Time has slowed wayyyyy down. I’m drawn from these reveries rarely, when new customers arrive, shedding wet jackets, smelling of rain and trailing eddies of cold air that disturb the cocoon of warmth settled around me.
Outside, the hills surrounding Phewa Lake are shrouded in mist, like something out of Jurassic Park or The Island of Doctor Moreau or the end of Apocalypse Now. Panchassee is invisible, and Sarangkot Launch completely engulfed in low-hanging clouds. Another first for me.
Two weeks from now I will wander these same hills with a friend from the States. I’m hoping we’ll have a day like today–passing time in some tiny mountain lodge, keeping warm by an indoor fire, practicing my fledgling Nepali and eating homemade dal bhat, sensing the overwhelming presence of nearby Dhaulagiri and the Annapurnas. I demand nothing shy of joyful magic, illusion incarnate–a walk inside legendary snowglobe images crystallized around the great mountain cultures of the world–the Alps, the Andes, the Caucasus, the Karakoram, but most of all the Himalayas.
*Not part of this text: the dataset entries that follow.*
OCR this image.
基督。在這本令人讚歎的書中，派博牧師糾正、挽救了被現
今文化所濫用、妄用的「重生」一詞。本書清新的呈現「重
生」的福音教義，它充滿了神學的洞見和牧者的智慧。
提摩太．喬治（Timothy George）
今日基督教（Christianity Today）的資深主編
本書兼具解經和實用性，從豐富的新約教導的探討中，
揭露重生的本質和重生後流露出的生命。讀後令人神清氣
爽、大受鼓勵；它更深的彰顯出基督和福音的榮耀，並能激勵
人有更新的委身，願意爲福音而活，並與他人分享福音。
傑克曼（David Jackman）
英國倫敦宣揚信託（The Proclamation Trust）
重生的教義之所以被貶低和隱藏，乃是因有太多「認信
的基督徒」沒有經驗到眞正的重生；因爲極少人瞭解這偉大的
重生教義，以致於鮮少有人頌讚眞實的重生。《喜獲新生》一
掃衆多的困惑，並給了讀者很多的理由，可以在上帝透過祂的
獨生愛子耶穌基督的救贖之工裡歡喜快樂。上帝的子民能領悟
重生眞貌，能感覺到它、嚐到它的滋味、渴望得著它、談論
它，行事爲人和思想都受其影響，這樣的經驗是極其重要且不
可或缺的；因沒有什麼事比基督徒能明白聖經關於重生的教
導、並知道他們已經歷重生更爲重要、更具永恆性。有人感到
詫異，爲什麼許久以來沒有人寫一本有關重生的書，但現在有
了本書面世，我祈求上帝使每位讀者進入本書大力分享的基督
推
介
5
I will be spellbound.
[By now the music has returned, but there will be no disruptive inquiry this time. My lesson’s been learned.]
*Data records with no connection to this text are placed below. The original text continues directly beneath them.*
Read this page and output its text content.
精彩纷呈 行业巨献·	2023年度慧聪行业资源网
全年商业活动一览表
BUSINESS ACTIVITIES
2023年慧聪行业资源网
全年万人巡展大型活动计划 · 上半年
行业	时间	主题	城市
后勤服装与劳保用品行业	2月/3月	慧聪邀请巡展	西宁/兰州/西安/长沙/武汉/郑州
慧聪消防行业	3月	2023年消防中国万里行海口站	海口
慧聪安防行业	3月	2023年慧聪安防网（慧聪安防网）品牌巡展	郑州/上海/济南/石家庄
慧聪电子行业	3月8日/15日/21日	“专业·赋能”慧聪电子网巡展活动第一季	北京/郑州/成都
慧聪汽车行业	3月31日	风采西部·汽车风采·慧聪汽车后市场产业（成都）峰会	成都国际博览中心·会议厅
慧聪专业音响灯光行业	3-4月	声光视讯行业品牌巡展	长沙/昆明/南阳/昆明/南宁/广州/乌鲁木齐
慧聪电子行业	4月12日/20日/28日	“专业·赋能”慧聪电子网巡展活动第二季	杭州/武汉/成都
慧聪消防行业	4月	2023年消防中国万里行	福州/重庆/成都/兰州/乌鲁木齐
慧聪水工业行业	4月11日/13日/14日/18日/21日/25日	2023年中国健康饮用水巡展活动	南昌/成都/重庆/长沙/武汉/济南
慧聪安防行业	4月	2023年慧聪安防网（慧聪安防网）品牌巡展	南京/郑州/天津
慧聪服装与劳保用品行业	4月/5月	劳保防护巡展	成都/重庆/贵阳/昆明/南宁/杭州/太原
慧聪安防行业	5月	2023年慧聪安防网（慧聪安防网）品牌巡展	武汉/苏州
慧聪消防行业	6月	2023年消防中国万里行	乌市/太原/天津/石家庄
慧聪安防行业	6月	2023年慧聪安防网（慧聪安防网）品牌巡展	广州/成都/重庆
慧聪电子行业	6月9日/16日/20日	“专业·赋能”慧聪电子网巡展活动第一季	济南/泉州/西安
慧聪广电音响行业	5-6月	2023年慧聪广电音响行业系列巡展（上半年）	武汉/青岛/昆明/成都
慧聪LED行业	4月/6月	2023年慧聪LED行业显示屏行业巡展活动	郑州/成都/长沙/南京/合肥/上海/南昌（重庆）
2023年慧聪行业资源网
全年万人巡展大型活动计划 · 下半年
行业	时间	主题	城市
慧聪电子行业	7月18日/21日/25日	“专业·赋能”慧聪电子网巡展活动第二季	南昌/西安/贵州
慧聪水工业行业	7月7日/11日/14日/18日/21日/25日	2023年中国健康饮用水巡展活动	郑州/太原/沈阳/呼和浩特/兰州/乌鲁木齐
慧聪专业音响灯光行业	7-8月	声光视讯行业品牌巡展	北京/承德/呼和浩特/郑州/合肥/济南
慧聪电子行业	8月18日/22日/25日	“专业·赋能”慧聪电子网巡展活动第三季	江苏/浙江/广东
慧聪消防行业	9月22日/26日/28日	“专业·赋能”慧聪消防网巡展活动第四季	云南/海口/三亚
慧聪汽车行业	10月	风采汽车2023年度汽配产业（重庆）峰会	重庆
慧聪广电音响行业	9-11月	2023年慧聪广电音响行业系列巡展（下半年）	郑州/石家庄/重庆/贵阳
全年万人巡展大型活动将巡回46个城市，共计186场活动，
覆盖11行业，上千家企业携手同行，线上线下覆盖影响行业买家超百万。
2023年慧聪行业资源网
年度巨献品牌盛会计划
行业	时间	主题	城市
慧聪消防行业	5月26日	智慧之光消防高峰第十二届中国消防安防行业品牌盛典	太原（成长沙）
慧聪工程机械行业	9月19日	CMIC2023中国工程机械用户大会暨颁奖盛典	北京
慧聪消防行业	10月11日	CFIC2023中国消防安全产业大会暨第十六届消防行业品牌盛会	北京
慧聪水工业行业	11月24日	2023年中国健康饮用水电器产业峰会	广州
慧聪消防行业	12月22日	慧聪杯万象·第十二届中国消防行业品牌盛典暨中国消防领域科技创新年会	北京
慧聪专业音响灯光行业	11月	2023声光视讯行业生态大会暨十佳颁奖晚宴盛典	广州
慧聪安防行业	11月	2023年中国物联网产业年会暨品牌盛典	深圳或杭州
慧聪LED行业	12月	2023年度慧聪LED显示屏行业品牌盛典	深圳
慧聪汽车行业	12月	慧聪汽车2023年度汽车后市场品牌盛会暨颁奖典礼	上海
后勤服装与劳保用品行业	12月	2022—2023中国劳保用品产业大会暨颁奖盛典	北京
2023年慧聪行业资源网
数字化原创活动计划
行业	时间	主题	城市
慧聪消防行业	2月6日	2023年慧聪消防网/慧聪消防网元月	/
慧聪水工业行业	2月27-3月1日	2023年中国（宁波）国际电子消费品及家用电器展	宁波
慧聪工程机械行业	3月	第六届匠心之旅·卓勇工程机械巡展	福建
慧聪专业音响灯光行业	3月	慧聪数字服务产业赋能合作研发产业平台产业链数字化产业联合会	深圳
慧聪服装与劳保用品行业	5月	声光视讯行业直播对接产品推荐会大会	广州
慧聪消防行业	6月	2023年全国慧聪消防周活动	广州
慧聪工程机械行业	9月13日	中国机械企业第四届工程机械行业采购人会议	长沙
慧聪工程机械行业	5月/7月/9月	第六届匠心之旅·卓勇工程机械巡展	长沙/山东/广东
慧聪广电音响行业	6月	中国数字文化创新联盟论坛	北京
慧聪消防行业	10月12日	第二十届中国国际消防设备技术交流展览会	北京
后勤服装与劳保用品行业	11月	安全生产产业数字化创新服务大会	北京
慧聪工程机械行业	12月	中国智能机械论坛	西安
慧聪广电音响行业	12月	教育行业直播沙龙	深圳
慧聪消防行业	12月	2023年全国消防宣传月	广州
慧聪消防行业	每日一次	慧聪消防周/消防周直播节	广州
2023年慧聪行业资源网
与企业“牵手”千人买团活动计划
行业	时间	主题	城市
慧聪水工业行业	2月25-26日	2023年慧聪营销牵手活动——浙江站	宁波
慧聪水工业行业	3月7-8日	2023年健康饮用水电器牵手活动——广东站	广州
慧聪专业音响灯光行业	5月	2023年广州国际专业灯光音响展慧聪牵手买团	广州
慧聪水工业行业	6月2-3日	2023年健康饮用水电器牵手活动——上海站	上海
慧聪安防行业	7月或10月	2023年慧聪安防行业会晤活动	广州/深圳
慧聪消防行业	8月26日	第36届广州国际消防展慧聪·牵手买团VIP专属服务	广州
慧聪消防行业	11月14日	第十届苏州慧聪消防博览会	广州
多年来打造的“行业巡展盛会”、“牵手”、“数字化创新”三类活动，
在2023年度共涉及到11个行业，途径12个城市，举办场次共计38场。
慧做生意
Of course, I’m also an idiot–an utterly average, naïve, 21st-Century flatlander seeking adventure and meaning and friends and experiences in the best, most quixotic, helplessly Romantic tradition. And I’m ok with that.
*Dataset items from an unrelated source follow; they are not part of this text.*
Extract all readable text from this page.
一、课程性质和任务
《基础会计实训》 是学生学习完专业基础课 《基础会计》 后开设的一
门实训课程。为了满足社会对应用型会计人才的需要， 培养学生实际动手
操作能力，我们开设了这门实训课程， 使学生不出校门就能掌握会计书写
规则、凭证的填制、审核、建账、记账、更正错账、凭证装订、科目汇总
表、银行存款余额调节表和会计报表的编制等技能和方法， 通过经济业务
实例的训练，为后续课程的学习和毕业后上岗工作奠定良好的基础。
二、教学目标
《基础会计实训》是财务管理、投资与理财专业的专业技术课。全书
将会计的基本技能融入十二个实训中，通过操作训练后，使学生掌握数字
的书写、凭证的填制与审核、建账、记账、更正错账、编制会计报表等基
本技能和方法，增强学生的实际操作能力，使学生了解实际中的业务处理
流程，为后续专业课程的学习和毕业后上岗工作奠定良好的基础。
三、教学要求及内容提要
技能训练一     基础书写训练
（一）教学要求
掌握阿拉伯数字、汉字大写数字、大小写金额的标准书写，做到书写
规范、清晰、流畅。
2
Rain is, after all, also the stuff of dreams.
***
Sometime later, back in the room, I’m awakened from my nap by a tiny stab of sunshine. The first of the day. Looking out my window, upwards toward Sarangkot, I see a village re-emerging from behind its veil. Here, along Lakeside, scores of scooters appear, bleating angrily at the slightest provocation; there are screaming children with hula hoops and tweeting birds, cautiously returning from beneath eaves as the rooftop’s rivulets slow, sputter, run dry. Tractors blast black clouds of billowing exhaust, offended by the clean, freshly-scrubbed air and belching defiance; Tatas with their rainbows of fading color unload and take on impossibly large crowds of locals. Life, grudgingly, exits the coffee shops and guest houses and internet cafes and bookstores, crawling back out onto the streets and sidewalks of Pokhara.
Still no takers for the cabbies, though; and my friend Bob is nowhere in sight.